Made in Heaven
mih  


Made in Heaven
Director: Alex Cheung
Year: 1997

Rating: 5.5


This film fuses elements of the supernatural and gangsters into a moderately enjoyable mélange that bounces back and forth between the comedic and the dramatic like a yellow ping pong ball in play. This was the sort of film back in the late 90’s that popped into a theater for a week or so and then went to VCD the next day and was soon forgotten thereafter. Low on movie star voltage, it didn’t really have much of a chance to begin with but it has a charm about it that is very low key and rather difficult to understand. Much of it I suppose has to do with the appealing calming presence of Ada Choi.



Ada Choi has always been a big TV star, but around this time she made a play to be a film star with leading roles in good films such as The Golden Girls, Chinese Odyssey and Once Upon a Time in Triad Society II. But she ran into the buzz saw of a faltering film industry that had suddenly lost its magic and even though some of the films that Ada continued to be in such as Casino, Your Place or Mine and The Suspect were high profile films, they were high profile films in a low profile disintegrating film industry. Here in Made in Heaven she plays a meek soul on a run of bad luck.

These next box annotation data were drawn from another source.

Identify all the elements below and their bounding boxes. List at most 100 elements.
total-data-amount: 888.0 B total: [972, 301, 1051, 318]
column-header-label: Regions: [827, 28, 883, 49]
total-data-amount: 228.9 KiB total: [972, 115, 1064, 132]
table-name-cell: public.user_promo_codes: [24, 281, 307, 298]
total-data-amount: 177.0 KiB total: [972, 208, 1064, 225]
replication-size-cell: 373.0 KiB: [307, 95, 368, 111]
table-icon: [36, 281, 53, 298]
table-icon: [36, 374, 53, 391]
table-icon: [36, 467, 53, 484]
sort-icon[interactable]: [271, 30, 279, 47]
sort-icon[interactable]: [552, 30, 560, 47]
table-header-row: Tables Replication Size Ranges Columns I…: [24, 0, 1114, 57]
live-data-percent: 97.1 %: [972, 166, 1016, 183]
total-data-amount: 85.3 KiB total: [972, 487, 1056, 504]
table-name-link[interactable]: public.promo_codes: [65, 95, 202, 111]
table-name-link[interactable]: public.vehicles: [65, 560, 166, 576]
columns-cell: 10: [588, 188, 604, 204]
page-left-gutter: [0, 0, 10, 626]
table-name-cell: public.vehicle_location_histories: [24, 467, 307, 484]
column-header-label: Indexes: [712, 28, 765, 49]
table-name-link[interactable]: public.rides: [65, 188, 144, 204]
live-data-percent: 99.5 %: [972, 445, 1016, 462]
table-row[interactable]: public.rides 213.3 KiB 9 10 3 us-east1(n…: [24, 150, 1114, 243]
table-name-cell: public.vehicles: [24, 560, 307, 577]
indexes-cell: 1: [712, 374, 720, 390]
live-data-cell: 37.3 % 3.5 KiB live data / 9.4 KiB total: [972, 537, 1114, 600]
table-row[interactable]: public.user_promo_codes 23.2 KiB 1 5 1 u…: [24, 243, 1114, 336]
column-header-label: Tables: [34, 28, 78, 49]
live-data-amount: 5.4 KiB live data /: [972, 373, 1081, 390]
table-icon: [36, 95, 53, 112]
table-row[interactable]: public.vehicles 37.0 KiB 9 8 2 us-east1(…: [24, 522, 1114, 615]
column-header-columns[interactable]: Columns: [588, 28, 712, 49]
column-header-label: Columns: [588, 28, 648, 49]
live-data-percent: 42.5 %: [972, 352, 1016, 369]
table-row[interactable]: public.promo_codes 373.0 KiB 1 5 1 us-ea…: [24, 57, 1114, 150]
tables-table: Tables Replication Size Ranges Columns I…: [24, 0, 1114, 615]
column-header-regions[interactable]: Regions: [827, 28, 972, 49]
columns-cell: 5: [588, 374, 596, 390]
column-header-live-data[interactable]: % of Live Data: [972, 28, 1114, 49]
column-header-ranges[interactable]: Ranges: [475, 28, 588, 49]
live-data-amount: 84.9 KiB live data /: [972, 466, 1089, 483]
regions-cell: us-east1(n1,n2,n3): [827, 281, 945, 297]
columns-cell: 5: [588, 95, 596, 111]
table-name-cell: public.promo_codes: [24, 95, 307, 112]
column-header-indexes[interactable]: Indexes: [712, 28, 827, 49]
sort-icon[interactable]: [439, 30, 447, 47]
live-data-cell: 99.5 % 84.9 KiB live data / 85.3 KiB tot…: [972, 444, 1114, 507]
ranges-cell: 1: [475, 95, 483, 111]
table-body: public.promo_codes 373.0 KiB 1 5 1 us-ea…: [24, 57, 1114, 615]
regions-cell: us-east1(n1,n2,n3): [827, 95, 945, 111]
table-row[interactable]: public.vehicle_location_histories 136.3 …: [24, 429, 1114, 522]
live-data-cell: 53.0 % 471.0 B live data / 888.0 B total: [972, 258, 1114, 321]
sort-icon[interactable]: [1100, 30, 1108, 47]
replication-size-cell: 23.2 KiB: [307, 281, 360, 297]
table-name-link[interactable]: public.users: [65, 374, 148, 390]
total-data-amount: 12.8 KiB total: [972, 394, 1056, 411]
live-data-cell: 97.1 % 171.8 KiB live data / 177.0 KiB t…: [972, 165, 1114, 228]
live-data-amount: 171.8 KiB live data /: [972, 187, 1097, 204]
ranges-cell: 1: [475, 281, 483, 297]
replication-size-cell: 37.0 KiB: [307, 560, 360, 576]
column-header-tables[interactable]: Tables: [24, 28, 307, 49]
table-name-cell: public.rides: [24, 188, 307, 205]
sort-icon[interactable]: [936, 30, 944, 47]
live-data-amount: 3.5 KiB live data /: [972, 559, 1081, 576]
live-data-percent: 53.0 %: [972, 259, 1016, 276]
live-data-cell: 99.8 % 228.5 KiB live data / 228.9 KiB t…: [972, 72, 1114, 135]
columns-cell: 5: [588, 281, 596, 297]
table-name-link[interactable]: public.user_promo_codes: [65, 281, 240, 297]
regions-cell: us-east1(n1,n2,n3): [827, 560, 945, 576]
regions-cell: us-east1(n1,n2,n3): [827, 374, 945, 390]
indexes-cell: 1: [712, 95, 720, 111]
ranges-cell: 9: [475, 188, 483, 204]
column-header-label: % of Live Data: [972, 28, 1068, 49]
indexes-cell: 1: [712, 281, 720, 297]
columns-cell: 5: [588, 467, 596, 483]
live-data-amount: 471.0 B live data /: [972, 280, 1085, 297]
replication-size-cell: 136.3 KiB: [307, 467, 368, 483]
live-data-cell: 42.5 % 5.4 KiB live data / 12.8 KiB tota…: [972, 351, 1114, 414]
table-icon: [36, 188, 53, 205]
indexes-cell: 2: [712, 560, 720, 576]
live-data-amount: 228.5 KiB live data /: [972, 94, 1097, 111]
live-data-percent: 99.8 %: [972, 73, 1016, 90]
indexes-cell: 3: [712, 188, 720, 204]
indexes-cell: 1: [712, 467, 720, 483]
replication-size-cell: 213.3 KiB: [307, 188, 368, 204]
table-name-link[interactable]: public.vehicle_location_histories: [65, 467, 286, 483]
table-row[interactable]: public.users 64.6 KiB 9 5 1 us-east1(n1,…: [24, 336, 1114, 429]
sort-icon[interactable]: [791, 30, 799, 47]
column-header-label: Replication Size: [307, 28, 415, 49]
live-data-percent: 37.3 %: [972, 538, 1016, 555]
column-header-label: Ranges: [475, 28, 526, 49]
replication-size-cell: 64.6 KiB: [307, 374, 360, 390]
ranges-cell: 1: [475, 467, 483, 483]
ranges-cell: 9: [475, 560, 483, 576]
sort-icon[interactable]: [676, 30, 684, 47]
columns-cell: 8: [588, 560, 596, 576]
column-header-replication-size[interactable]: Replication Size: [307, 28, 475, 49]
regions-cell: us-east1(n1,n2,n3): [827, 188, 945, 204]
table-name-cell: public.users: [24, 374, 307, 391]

The film begins in heaven where recent inductees’ - i.e. dead people - are being judged and sentenced to their next reincarnated life. A thief is before the panel and he is told that in his next life he will come back as a woman that will have no luck in love. Or as the film eloquently states “will be in deep shit” if she loves anyone. This person turns out to be Lily Wong (Ada Choi) who through a strange mix-up in heaven acquires the ability to have premonitions about people who are going to soon die. First up is her father and then her mom takes a powder and Lily is brought up in an orphanage.  In a waitress job, Lily runs into triad boss Brother Fung Wen (Michael Tong) who has lost his taste for food but not for women as his moll is the delectable Sister Sheila played by Diana Pang Dan who yet again shows us a few kung fu moves as she did in Brother Forever. Who would have known? Though young and handsome Brother Fung isn’t all that nice and at one point forces a betrayer to have sex with a prostitute with AIDS and as his men haul the fellow off yells “and make sure he uses no condom”. I think that was passing here for humor but hard to say.



Later he saves Lily from being raped for her virginity after being set up by a guy she thought was in love with her and Lily returns the favor by warning Brother Fung to beware of the “dragon” which saves his life. The film though is all over the place with Lily getting a job as an insurance agent and selling policies only to people that she senses are soon going to die and having a pharmacist Dr. Law (Law Kar-ying) fall in love with her and then go crazy. But Brother Fung is also falling in love and mending his ways and Sister Sheila does not take kindly to this intrusion into the matters of the heart and money.